Текст книги "Высота"
Автор книги: Евгений Воробьев
сообщить о нарушении
Текущая страница: 21 (всего у книги 23 страниц)
19
Пришло время, когда диспетчеры стали чаще поглядывать на циферблаты, чем на листки календарей.
Сегодня на щите-календаре в квадратное окошечко, выпиленное в фанере, вставлена красная единица и на щите значится: «Осталось 1 дней до пуска домны».
Прохожие весело поглядывали на эту неуклюжую, нескладную надпись.
У столовой, на фанерном щите, под рубрикой «Ведет разговор бетонщик Егор», появились новые посвящения.
Огнеупорщикам:
Вы кладку провели в короткий срок,
Но вспоминать о ней мы будем долго!
Водопроводчикам:
Работая над охлаждении домны,
Вам был в труде неведом холодок!
Подняты наверх последняя балка, последний лист железа, последняя лестница. Ушли на покой подъемные мачты, краны, транспортеры, лебедки. Тросы и канаты, которые столько потрудились за эти месяцы, – каждая стальная нитка выдержала огромное напряжение – послушно и устало свернулись в мотки. Спрятаны теодолит и нивелир, ватерпас и отвес, с которыми ползали на головокружительной высоте геодезист и его помощник – реечник.
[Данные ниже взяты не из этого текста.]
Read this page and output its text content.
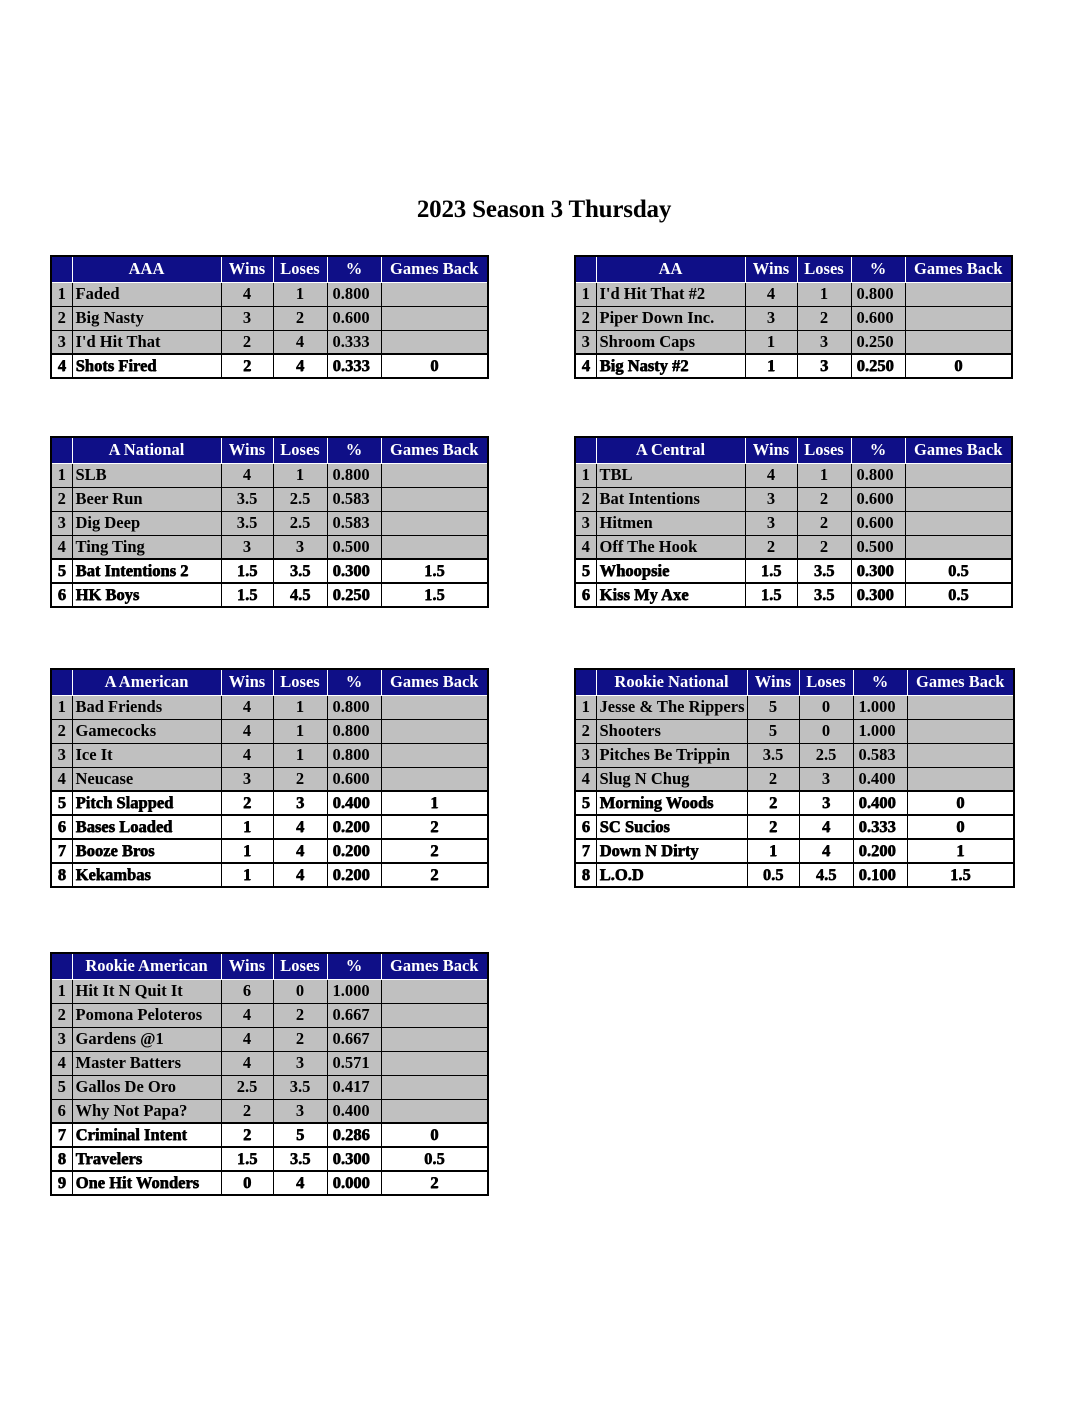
2023 Season 3 Thursday
	AAA	Wins	Loses	%	Games Back
1	Faded	4	1	0.800	
2	Big Nasty	3	2	0.600	
3	I'd Hit That	2	4	0.333	
4	Shots Fired	2	4	0.333	0
	AA	Wins	Loses	%	Games Back
1	I'd Hit That #2	4	1	0.800	
2	Piper Down Inc.	3	2	0.600	
3	Shroom Caps	1	3	0.250	
4	Big Nasty #2	1	3	0.250	0
	A National	Wins	Loses	%	Games Back
1	SLB	4	1	0.800	
2	Beer Run	3.5	2.5	0.583	
3	Dig Deep	3.5	2.5	0.583	
4	Ting Ting	3	3	0.500	
5	Bat Intentions 2	1.5	3.5	0.300	1.5
6	HK Boys	1.5	4.5	0.250	1.5
	A Central	Wins	Loses	%	Games Back
1	TBL	4	1	0.800	
2	Bat Intentions	3	2	0.600	
3	Hitmen	3	2	0.600	
4	Off The Hook	2	2	0.500	
5	Whoopsie	1.5	3.5	0.300	0.5
6	Kiss My Axe	1.5	3.5	0.300	0.5
	A American	Wins	Loses	%	Games Back
1	Bad Friends	4	1	0.800	
2	Gamecocks	4	1	0.800	
3	Ice It	4	1	0.800	
4	Neucase	3	2	0.600	
5	Pitch Slapped	2	3	0.400	1
6	Bases Loaded	1	4	0.200	2
7	Booze Bros	1	4	0.200	2
8	Kekambas	1	4	0.200	2
	Rookie National	Wins	Loses	%	Games Back
1	Jesse & The Rippers	5	0	1.000	
2	Shooters	5	0	1.000	
3	Pitches Be Trippin	3.5	2.5	0.583	
4	Slug N Chug	2	3	0.400	
5	Morning Woods	2	3	0.400	0
6	SC Sucios	2	4	0.333	0
7	Down N Dirty	1	4	0.200	1
8	L.O.D	0.5	4.5	0.100	1.5
	Rookie American	Wins	Loses	%	Games Back
1	Hit It N Quit It	6	0	1.000	
2	Pomona Peloteros	4	2	0.667	
3	Gardens @1	4	2	0.667	
4	Master Batters	4	3	0.571	
5	Gallos De Oro	2.5	3.5	0.417	
6	Why Not Papa?	2	3	0.400	
7	Criminal Intent	2	5	0.286	0
8	Travelers	1.5	3.5	0.300	0.5
9	One Hit Wonders	0	4	0.000	2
Геодезист со своим помощником в последний раз забрались на самую верхушку домны, выше всех монтажников и сварщиков. Реечник тащил за спиной ящик, похожий на футляр от баяна. И снова на шнурке под треножником висел, подобный пуле, отвес, снова капля спирта в запаянной стеклянной трубочке бесстрастно и строго следила за точностью монтажа.
Большая судьба у этой одной-единственной капли спирта!
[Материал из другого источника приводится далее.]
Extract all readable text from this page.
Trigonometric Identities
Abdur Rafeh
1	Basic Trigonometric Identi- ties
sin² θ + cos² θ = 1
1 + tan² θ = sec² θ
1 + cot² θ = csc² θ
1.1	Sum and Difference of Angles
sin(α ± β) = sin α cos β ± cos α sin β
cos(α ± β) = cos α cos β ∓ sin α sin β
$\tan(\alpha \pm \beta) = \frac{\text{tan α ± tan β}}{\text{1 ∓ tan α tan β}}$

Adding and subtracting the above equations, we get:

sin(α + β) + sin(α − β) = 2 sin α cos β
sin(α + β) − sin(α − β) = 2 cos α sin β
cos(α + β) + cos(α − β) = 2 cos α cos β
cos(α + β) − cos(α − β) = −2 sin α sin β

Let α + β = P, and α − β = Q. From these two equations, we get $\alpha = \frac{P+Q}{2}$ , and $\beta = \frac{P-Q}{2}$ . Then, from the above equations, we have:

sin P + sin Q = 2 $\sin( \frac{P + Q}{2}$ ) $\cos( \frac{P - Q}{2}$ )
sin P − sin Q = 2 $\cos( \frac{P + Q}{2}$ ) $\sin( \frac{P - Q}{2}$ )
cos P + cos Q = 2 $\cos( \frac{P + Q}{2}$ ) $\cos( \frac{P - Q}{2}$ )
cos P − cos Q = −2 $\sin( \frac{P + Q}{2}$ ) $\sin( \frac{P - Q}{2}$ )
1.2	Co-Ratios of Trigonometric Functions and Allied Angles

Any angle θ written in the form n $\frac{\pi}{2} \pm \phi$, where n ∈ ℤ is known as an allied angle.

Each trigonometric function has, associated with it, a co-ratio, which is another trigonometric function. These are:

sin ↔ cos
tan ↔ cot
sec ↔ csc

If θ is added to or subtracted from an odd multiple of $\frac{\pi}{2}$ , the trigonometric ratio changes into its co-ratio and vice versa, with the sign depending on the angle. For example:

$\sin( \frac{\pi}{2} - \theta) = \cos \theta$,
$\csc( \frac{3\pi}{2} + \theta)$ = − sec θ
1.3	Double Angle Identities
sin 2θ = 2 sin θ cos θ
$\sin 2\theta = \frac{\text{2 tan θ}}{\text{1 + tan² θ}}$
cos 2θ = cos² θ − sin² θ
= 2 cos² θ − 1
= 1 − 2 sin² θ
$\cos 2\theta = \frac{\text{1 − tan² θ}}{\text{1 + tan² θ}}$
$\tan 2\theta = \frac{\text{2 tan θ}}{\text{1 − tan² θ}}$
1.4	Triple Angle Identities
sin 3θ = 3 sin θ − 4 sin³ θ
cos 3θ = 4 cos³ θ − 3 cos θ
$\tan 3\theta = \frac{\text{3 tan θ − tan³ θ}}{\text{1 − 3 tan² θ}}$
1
Она направляла стройку в самом начале, когда геодезист определил на фундаменте будущей домны исходную точку для ее роста, определил ось будущей домны.
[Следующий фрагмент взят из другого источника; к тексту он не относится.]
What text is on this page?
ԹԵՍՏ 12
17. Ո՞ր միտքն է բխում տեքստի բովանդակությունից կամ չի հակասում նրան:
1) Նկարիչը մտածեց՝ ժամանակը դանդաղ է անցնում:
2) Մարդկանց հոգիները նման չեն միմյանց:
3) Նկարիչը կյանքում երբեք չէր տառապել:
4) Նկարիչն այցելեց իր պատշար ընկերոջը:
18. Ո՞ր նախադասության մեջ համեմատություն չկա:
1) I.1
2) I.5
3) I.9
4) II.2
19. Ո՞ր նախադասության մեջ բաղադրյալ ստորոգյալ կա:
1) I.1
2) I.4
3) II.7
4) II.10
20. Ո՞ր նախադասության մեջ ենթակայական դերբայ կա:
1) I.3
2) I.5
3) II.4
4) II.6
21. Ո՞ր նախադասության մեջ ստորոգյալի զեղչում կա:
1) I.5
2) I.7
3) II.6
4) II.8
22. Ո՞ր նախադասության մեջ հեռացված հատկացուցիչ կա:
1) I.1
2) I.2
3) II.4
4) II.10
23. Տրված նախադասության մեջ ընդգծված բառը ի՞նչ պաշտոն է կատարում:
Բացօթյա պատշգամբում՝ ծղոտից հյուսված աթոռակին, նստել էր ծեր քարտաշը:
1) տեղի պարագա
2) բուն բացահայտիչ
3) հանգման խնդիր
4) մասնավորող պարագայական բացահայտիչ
И она же, эта капля спирта, удостоверяет сейчас высокую точность, с которой сооружена вся домна.
В последний раз провел черной кистью маляр и спустился на землю с пустым ведерком в черной руке. Электросварщик вынул из держателя и по-хозяйски спрятал в карман последнюю палочку электрода – больше варить нечего.
Там, где еще недавно, сразу на пятнадцати этажах, шла жаркая работа, стало пустынно.
Прилежно бегают вагонетки по наклонному мосту, загружая печь. Вчера еще они бегали вхолостую.
Домну омывает холодный душ; свирепо гудит вода, запертая в трубы, и трубы вздрагивают под ее напором.
Сто двадцать автоматических приборов готовы измерять температуру домны. На ходу вся другая аппаратура – чуткая, всевидящая, почти сверхъестественно мудрая.
В будке управления трезвонят звонки, зажигаются и гаснут лампочки – желтые, красные, зеленые. Эти маленькие доменные светофоры следят за загрузкой печи.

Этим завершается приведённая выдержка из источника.